On the contrary, high glutamate levels will prevent cysteine from entering the cell, and thus reduce the low level of tathione.
Because of the need to synthesize glutathione, HIV patients lose about 4 grams of cysteine per day.
Therefore, if AIDS patients are supplemented with n-acetylcysteine (NAC), they can significantly improve their immunity and even completely restore the activity of their natural killer cells.
N-acetylcysteine is a precursor of cysteine and can penetrate the cell membrane more easily than cysteine.
Cysteine supplementation after COVID-19 infection
In this way, if you refer to the high consumption of cysteine in AIDS patients, people with COVID-19 may also need to supplement the body with the same level, that is, 4 grams of cysteine per day – at least for the first 4 weeks.
Foods rich in cysteine are mainly various animal foods, especially internal organs, such as chicken liver, pig liver, beef liver, beef loin, and eggs, the content is more than 300mg/100g, and the content of various pork, lamb, beef, rabbit, chicken, fish, shrimp, is about 250mg/100g, if you eat one kilogram of meat every day, Can ensure intake of more than 1 gram of cysteine.
Four grams of cysteine, which translates to about 5.5 grams of n-acetylcysteine.
In this way, it should be able to provide adequate nutritional support to the immune system, reduce body inflammation, accelerate the fight against the virus, and greatly alleviate the damage of the new coronavirus on the immune system.
Fatigue after infection
Finally, as mentioned earlier, glutathione is also required for aerobic muscle contraction. But when the body is faced with an infection, this need is obviously not as urgent as the need for immunity.
When sick, the immune system draws a lot of cysteine (mainly in the form of NAC) from muscle tissue – which partly explains why illness is often accompanied by fatigue.
On the other hand, during a lot of exercise, muscle tissue will also withdraw cysteine from the immune system, so after excessive exercise, immunity will have a temporary decline.
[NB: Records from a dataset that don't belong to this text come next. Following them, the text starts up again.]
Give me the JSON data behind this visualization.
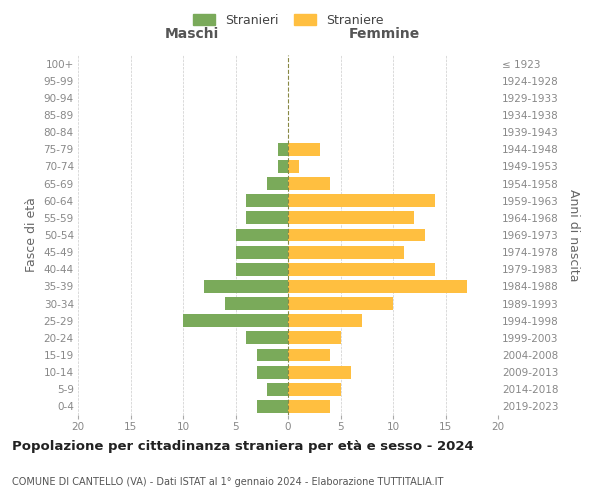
{
  "age_groups": [
    "0-4",
    "5-9",
    "10-14",
    "15-19",
    "20-24",
    "25-29",
    "30-34",
    "35-39",
    "40-44",
    "45-49",
    "50-54",
    "55-59",
    "60-64",
    "65-69",
    "70-74",
    "75-79",
    "80-84",
    "85-89",
    "90-94",
    "95-99",
    "100+"
  ],
  "birth_years": [
    "2019-2023",
    "2014-2018",
    "2009-2013",
    "2004-2008",
    "1999-2003",
    "1994-1998",
    "1989-1993",
    "1984-1988",
    "1979-1983",
    "1974-1978",
    "1969-1973",
    "1964-1968",
    "1959-1963",
    "1954-1958",
    "1949-1953",
    "1944-1948",
    "1939-1943",
    "1934-1938",
    "1929-1933",
    "1924-1928",
    "≤ 1923"
  ],
  "maschi": [
    3,
    2,
    3,
    3,
    4,
    10,
    6,
    8,
    5,
    5,
    5,
    4,
    4,
    2,
    1,
    1,
    0,
    0,
    0,
    0,
    0
  ],
  "femmine": [
    4,
    5,
    6,
    4,
    5,
    7,
    10,
    17,
    14,
    11,
    13,
    12,
    14,
    4,
    1,
    3,
    0,
    0,
    0,
    0,
    0
  ],
  "color_maschi": "#7aaa5a",
  "color_femmine": "#ffbf40",
  "xlim": 20,
  "title": "Popolazione per cittadinanza straniera per età e sesso - 2024",
  "subtitle": "COMUNE DI CANTELLO (VA) - Dati ISTAT al 1° gennaio 2024 - Elaborazione TUTTITALIA.IT",
  "ylabel_left": "Fasce di età",
  "ylabel_right": "Anni di nascita",
  "header_maschi": "Maschi",
  "header_femmine": "Femmine",
  "legend_maschi": "Stranieri",
  "legend_femmine": "Straniere",
  "bg_color": "#ffffff",
  "grid_color": "#cccccc",
  "xticks": [
    0,
    5,
    10,
    15,
    20
  ]
}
If you have significant and persistent fatigue problems after COVID-19 infection, you should also consider taking a large supplement of cysteine to support muscle tissue in addition to the immune system.
References:
- Aoi, W., Ogaya, Y., Takami, M., Konishi, T., Sauchi, Y., Park, E. Y., Wada, S., Sato, K., & Higashi, A. (2015). Glutathione supplementation suppresses muscle fatigue induced by prolonged exercise via improved aerobic metabolism. Journal of the International Society of Sports Nutrition, 12, 7. https://doi.org/10.1186/s12970-015-0067-x
- Pizzorno J. (2014). Glutathione!. Integrative medicine (Encinitas, Calif.), 13(1), 8–12.
- Ghezzi P. (2011). Role of glutathione in immunity and inflammation in the lung. International journal of general medicine, 4, 105–113. https://doi.org/10.2147/IJGM.S15618
- Dröge, W., & Breitkreutz, R. (2000). Glutathione and immune function. The Proceedings of the Nutrition Society, 59(4), 595–600. https://doi.org/10.1017/s0029665100000847
- Dröge W. (1993). Cysteine and glutathione deficiency in AIDS patients: a rationale for the treatment with N-acetyl-cysteine. Pharmacology, 46(2), 61–65. https://doi.org/10.1159/000139029
- Bounous, G., & Molson, J. (1999). Competition for glutathione precursors between the immune system and the skeletal muscle: pathogenesis of chronic fatigue syndrome. Medical hypotheses, 53(4), 347–349.
- Peng, X., Ouyang, J., Isnard, S., Lin, J., Fombuena, B., Zhu, B., & Routy, J. P. (2020). Sharing CD4+ T Cell Loss: When COVID-19 and HIV Collide on Immune System. Frontiers in immunology, 11, 596631.